I look down at my hands, twisting around the stem of my wineglass. It feels like a betrayal, even though it shouldn’t. Jared has a job to do. Conover can pick any running mate he wants.
And that person might not be me.
“He’s a safe choice,” Jared adds. “He has a good name. A lot of electoral votes. A strong track record on domestic and foreign policy.”
“He’d be a good running mate.” At least I can admit Boyle would be the better choice.
“So would you, Grace.” Jared sets his wineglass down and his fingers trace my cheek. It’s tender, longing, but full of the regret that Jared isn’t the only one pulling the strings. Ultimately, it’s Conover’s decision.
And I have nothing in my arsenal to make him want me more.
“So is it a done deal? I mean, is Boyle a foregone conclusion to join Conover if he gets nominated?”
“Nothing’s ever a done deal. The endorsement was part of the package. It gets him in Conover’s court and he’s got to spend the next three weeks working to migrate his delegates over to Conover’s column. We don’t know how many will go, but I’d say it’s a fair guess this will tie them up with Darrow.”

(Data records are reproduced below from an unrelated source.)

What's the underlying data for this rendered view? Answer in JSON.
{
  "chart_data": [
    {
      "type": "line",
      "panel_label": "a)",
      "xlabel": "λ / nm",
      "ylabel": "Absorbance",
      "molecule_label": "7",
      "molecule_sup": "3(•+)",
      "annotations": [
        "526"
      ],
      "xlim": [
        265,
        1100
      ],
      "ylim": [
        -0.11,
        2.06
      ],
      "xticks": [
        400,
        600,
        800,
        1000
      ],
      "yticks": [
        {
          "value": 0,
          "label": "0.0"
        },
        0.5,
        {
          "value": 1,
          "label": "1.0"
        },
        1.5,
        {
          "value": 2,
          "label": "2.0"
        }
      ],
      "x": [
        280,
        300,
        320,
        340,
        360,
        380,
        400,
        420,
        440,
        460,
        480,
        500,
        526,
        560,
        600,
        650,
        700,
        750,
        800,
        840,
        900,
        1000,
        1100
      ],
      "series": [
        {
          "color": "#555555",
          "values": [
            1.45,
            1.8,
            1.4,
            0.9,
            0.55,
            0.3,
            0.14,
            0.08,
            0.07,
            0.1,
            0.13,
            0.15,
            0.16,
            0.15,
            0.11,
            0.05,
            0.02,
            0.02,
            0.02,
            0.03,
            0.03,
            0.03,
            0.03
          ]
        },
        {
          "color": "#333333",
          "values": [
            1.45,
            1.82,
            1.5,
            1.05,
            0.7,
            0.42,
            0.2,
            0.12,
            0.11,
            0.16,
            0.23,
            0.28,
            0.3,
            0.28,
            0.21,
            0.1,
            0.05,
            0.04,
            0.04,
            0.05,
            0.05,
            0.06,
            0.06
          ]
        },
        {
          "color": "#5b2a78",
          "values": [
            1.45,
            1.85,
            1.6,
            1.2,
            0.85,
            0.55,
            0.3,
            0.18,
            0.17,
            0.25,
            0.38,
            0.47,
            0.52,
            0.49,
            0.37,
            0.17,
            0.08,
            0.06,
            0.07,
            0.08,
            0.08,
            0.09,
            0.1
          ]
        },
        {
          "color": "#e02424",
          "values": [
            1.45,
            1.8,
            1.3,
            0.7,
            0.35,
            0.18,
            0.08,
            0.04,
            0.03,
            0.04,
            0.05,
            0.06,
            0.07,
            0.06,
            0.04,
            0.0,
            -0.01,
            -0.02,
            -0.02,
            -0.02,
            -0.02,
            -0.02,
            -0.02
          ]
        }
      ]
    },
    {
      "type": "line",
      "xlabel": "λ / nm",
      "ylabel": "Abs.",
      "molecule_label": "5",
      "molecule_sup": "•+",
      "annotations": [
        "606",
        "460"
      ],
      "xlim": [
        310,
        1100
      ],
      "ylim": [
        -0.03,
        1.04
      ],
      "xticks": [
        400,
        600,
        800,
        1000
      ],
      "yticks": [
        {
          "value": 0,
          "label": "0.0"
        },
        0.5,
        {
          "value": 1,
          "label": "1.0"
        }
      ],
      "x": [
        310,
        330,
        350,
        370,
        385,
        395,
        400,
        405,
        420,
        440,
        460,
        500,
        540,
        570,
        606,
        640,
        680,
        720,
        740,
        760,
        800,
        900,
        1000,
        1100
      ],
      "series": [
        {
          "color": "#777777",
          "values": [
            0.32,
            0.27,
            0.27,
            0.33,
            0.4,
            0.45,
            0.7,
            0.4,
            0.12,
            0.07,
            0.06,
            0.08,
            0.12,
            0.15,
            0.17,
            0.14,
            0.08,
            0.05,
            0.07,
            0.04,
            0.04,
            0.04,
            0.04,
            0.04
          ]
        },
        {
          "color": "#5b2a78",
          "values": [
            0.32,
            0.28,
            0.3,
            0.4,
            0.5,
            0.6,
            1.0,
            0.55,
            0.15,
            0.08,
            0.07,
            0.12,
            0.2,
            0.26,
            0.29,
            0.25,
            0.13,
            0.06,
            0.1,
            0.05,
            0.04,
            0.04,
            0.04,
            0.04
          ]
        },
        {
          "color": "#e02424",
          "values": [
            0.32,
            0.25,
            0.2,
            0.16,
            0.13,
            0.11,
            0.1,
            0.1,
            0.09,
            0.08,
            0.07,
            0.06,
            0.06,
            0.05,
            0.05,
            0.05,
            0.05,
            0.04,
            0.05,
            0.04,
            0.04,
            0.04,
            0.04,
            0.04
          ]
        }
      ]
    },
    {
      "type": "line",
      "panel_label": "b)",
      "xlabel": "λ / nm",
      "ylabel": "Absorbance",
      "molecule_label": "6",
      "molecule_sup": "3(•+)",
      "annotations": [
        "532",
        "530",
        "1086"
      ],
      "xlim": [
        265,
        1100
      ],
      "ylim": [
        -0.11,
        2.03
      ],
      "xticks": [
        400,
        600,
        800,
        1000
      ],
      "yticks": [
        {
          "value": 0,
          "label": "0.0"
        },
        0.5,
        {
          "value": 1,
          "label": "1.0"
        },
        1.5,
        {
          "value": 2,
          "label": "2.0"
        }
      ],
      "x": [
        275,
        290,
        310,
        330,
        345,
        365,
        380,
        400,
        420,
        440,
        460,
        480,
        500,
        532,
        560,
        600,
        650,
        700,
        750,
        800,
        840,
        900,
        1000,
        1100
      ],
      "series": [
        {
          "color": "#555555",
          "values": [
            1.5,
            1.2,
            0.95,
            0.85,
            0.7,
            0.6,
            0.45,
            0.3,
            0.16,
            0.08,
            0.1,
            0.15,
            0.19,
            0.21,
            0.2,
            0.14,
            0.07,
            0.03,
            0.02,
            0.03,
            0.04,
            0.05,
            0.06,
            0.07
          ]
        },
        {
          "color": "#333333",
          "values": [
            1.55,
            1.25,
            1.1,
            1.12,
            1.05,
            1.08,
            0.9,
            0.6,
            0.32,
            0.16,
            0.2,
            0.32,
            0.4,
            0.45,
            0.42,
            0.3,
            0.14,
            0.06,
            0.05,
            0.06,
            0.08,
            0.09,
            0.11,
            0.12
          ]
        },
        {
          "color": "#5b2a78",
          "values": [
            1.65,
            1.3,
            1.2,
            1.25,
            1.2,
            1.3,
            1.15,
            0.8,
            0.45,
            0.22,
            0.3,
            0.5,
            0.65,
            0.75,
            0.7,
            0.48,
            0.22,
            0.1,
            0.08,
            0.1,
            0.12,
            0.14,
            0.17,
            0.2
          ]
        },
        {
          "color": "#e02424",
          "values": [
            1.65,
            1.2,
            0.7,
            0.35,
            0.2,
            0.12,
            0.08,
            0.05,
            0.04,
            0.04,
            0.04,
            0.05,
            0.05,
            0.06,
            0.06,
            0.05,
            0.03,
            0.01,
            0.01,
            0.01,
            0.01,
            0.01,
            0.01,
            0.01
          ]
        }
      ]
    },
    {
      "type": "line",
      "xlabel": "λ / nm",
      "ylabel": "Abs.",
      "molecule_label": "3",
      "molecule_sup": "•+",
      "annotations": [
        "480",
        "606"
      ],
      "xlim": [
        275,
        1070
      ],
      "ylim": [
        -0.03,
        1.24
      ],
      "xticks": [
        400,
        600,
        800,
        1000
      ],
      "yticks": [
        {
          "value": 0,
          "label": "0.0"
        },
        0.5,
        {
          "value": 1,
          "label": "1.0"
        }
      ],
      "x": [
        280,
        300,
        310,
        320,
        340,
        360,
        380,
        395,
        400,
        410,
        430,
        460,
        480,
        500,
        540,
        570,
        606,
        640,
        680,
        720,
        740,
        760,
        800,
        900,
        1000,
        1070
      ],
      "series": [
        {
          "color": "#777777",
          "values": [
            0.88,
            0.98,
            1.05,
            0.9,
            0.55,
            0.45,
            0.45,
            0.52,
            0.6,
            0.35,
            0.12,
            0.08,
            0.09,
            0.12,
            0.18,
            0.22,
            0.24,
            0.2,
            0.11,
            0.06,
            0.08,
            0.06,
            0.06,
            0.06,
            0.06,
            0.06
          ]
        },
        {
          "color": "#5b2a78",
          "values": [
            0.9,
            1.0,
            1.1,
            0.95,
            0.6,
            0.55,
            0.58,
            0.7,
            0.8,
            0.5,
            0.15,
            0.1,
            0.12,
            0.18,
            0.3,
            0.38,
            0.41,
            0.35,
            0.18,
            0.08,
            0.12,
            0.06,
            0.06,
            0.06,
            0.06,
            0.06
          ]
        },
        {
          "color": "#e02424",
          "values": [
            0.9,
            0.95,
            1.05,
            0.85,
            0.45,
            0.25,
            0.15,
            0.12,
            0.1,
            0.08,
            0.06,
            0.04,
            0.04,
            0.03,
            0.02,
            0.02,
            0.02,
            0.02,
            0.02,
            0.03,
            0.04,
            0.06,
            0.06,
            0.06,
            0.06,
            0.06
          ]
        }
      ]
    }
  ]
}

“You’re saying we’d go to convention without a presumed nominee?” The shock in my voice is apparent. It would be unprecedented, at least compared to recent history in which the party nominee is obvious weeks or months before a convention.
The nominating process at the convention is just a formality. It’s a rah-rah session designed to get party faithful engaged, to show the candidate in all his presidential potential.
And to introduce the future vice president. That’s the real wild card. Most candidates announce their choice days before the convention.
I bite my lip against the flood of disappointment, but Jared reads it on my face.
“I’m sorry, Grace. Maybe this isn’t your year.” Jared looks truly dismayed.